Students have reportedly used their cell phones to arrange off-campus meetings with non-students, to set up fights, to let students in later classes know the questions that appeared on a test and for other communications that fall outside the class routine.
The county schools chief added that the days of students needing cell phones for class research and similar tasks are over, that the schools are providing all the research materials a student needs.
“We want to respect students and their needs, but we’ve provided a computer to every student, so it’s not about access anymore,” she said. “I can understand when this was bring-your-own-device, and that device was your computer. Now it’s a communication tool in school that we need to kind of take a step away from.”
County education officials will monitor the success of the ECHS-ECMS phone ban, which will be implemented systemwide next school term. Collier said community meetings will be held to better inform parents of the new telephone ban and to address concerns from parents and others as the ban progresses.
“That’s why we’re not doing it district-wide until next year,” Collier explained. “It’s like a pilot program — it’s at two schools that feed each other, and they are addressing a lot of discipline issues with a phone, that they won’t have to anymore. Teachers will be able to teach; students will be able to learn.”

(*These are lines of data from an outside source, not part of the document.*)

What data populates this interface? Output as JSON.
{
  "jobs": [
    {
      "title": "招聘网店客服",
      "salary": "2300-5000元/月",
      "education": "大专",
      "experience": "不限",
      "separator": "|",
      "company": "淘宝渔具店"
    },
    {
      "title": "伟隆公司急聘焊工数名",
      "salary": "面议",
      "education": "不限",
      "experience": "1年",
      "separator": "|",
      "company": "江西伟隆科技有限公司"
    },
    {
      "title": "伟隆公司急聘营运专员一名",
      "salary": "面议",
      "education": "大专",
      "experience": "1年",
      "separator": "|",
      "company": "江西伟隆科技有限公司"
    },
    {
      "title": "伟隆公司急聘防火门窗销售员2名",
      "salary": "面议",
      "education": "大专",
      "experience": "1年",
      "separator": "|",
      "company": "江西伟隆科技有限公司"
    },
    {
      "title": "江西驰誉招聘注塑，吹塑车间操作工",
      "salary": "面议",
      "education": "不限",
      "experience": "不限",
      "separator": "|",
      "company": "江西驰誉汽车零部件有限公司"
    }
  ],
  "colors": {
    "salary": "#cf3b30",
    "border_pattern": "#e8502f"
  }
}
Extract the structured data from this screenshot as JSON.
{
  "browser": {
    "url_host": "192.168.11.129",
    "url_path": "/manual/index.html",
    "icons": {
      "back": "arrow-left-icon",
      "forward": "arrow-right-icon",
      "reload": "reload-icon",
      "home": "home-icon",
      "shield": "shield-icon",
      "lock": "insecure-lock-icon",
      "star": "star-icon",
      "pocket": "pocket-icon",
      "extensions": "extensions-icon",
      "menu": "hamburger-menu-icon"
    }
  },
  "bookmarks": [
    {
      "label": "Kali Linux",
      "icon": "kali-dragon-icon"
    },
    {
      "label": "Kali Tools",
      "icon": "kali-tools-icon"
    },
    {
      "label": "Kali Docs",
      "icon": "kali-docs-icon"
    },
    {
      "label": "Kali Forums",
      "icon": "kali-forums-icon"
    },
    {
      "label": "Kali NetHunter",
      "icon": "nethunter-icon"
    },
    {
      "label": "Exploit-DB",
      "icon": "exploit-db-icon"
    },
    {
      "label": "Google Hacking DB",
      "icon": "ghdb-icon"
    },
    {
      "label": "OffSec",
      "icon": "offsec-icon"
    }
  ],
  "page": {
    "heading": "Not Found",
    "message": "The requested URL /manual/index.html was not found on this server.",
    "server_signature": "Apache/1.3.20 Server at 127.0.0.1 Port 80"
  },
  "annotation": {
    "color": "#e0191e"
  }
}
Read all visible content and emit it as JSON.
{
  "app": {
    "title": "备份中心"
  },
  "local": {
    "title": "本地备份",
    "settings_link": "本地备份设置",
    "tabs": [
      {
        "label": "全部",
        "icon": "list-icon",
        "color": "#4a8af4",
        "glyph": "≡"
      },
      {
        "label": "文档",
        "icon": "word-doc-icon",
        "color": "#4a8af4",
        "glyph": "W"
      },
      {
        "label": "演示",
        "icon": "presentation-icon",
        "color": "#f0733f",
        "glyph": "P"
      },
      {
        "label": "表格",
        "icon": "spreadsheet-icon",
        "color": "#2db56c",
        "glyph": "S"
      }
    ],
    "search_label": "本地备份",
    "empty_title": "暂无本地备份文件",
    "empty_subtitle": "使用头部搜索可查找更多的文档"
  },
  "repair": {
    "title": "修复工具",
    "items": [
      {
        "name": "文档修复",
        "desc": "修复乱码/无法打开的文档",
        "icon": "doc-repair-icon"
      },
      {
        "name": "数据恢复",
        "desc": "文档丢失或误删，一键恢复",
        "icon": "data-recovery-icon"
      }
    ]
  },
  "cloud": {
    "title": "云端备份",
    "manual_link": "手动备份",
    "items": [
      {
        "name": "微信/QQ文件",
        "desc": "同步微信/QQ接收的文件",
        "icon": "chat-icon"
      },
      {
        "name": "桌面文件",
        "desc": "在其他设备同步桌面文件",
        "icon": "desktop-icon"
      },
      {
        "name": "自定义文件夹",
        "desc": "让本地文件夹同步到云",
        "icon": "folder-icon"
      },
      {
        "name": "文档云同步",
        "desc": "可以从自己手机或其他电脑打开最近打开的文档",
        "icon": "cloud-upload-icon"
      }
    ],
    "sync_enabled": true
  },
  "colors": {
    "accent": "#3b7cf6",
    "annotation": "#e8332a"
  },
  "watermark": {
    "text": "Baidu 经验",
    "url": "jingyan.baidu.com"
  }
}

She said expected opposition to the ban has been relatively mild, especially since a violation affects the parent more than the student.
“There’s always going to be opposition, but really it’s not been bad,” she admitted. “If a student’s phone is taken, the parent comes and picks it up, and you can have a conversation with that parent about why you’re doing it.
“It’s not like we’re trying to put them in punishment because they had a phone that was taken. It’s really about taking the phone after telling them to put it away. If they don’t put it away, we’ll take it, and mama can come get it.”